Paperback, 2011 published by Penguin Books, 335 pages including the Appendix which is amusing to read, The Young George Washington's  110 Rules of Civility & Decent  Behaviour in Company and Conversation,  from whence comes the title.  This is the first novel by Amor Towles who is a principal at an investment firm in Manhattan, where he lives with his wife and two children.  He  opens  with Matthew 22: 8--14.  I was pleased with the depth of understanding and presentation of the  book's characters.   It is a tale of lives, chance encounters, decisions and how they affect outcomes. 

The cover is misleading because it is not a story of the idle rich, lounging about  but  women's struggles through the post depression between 1937 and 1969.  It is introduced as Katey and Val attend a portrait exhibit by  Walker Evans at the Museum of Modern Art and she notices portraits of Tinker Grey, a wealthy man she used to know back when.  The tale weaves around the lives of  Katey Kontent and Eve Ross, a transplanted midwesterner, both career girls working  in New York.  In 1937 Eve and Katey meet Tinker in a jazz bar in Greenwich Village.  The novel twists with Eve snagging Tinker after a horrific accident, for which he feels guilty.  They live the high life as Eve recuperates and Tinker cares for her and the  solid friendship between  the women falls apart. Life goes on and they reconnect.    Other wonderful characters some mysterious until the ending are Dicky Vanderwhile, Wallace Woolcott, Bitsy, Peaches, Hank and Anne Grndyn.  Each character helps shape Katey's future, just as all the people of our lives shape us.   Meantime Katey  continues to advance in the secretarial pool and ultimately goes on to work for an editor .  It is a good story, surprising in outcomes.  Each  section  has an era photograph, images that fit the story. The writing is good with memorable lines portraying life in  an era in the big  city with all levels of society and culture from  melting pot to the most elitist. 

Pg 18,  .."He had that certain confidence in his bearing that democratic interest in his surroundings  and this understated presumption of friendliness that are only found in young men who have been raised in the company of money and manners.  It didn't occur to people like this that  they might be unwelcome in a new environment--and as a result they rarely were."  

Pg 37..."be careful when choosing what you're proud of--because the world has every intention of using it against you."

Pg 128.."Uncompromising purpose and the search for eternal truth have an unquestionable sex appeal for the young and high minded, but when  a person looses the ability to take pleasure in the mundane--in the cigarette on the stoop or the gingersnap in the bath--she has probably put herself in unnecessary danger.  What my father was trying to tell me as he neared the conclusion of his own course was that this risk should not be treated lightly.  One must be prepared to fight for one's simple pleasures and to defend them against elegance and erudition and all manner of glamorous enticements.  "

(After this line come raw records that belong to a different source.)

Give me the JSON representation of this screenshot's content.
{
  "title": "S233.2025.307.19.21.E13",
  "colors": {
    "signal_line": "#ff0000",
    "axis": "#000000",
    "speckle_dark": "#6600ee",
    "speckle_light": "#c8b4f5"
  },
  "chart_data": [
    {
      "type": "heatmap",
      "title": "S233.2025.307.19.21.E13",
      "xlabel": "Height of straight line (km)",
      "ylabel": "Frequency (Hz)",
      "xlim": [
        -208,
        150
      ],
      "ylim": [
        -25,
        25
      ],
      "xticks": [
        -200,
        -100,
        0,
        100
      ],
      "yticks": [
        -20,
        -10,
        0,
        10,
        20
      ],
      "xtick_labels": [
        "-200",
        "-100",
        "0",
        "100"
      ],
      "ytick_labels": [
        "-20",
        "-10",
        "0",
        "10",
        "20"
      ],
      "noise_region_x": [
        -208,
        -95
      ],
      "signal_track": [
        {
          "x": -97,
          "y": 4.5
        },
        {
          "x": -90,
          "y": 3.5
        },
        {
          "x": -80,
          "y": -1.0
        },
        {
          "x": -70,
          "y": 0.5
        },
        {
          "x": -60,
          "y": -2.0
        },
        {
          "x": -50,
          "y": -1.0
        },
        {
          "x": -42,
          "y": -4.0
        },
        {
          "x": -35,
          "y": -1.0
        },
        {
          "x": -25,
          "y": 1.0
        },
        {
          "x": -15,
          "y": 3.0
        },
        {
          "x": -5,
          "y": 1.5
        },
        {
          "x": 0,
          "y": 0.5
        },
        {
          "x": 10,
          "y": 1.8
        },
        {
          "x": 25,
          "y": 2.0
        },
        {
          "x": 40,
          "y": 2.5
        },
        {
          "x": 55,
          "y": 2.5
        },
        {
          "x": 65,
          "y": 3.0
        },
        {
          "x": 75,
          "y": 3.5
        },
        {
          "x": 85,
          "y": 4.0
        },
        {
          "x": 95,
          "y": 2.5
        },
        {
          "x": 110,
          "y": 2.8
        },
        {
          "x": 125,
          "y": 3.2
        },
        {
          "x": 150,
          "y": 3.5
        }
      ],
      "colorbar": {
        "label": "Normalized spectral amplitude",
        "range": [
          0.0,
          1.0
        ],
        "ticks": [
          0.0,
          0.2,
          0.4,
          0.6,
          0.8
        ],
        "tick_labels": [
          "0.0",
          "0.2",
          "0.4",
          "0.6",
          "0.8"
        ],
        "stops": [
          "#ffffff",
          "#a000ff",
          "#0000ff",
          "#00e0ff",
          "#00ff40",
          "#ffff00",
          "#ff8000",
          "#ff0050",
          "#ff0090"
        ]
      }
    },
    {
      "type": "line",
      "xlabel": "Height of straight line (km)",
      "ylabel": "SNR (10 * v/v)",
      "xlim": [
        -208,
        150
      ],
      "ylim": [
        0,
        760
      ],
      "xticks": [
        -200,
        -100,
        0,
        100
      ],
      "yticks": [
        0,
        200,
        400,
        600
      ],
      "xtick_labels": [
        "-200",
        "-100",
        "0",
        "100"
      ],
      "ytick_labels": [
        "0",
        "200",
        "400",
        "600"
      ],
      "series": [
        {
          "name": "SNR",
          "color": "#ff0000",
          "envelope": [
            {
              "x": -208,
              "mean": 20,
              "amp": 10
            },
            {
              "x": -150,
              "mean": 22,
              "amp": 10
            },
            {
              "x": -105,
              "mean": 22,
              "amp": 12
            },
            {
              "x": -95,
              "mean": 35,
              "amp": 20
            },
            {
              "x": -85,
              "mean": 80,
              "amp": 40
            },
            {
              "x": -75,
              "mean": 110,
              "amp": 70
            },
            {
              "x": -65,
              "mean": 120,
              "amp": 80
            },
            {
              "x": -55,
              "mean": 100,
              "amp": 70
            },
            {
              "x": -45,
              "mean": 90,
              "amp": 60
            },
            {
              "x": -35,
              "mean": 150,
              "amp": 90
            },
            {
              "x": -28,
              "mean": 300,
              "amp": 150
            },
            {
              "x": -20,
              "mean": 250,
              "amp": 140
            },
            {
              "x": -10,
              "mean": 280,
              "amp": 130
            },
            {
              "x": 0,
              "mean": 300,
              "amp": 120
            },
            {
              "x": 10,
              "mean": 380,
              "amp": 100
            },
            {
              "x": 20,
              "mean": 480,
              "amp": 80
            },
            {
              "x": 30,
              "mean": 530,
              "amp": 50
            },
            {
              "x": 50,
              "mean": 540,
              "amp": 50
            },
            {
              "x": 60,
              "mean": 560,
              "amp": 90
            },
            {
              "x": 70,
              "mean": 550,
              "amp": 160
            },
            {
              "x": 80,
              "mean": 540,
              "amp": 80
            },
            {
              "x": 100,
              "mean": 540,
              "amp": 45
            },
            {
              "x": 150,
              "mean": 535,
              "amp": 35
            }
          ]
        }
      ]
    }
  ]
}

Pg 150..". I think we all have some parcel of the past which is falling into disrepair or being sold off piece by piece.  It's just that for most of us, it isn't an orchard, it's the way we've thought about something or someone." 

Pg 323 "It is a bit of a cliche to characterize life as a rambling journey on which we can alter our course at any given time--by the slightest turn of the wheel, the wisdom goes, we influence the chain of events and thus recast our destiny with new cohorts, circumstances, and discoveries.  But for most of us, life is nothing like that.  Instead we have a few brief periods when we are offered a handful of discrete options.....In that sense life is less like a journey than it is a game of honeymoon bridge.  In our twenties, when there is still so much time ahead of us, time that seems ample for a hundred indecisions  for a hundred visions and revisions--we draw a card and we must decide right then and there whether to keep that card  and discard the next, or discard the first card and keep the second.  And before we know it, the deck has been played out and the decisions we have just made will shape our lives for decades to come." 

Pg 324.."I know that right choices by definition are the means by which life crystallizes loss." 

The author hints at a sequel in his reading guide.  I give this  4 ****.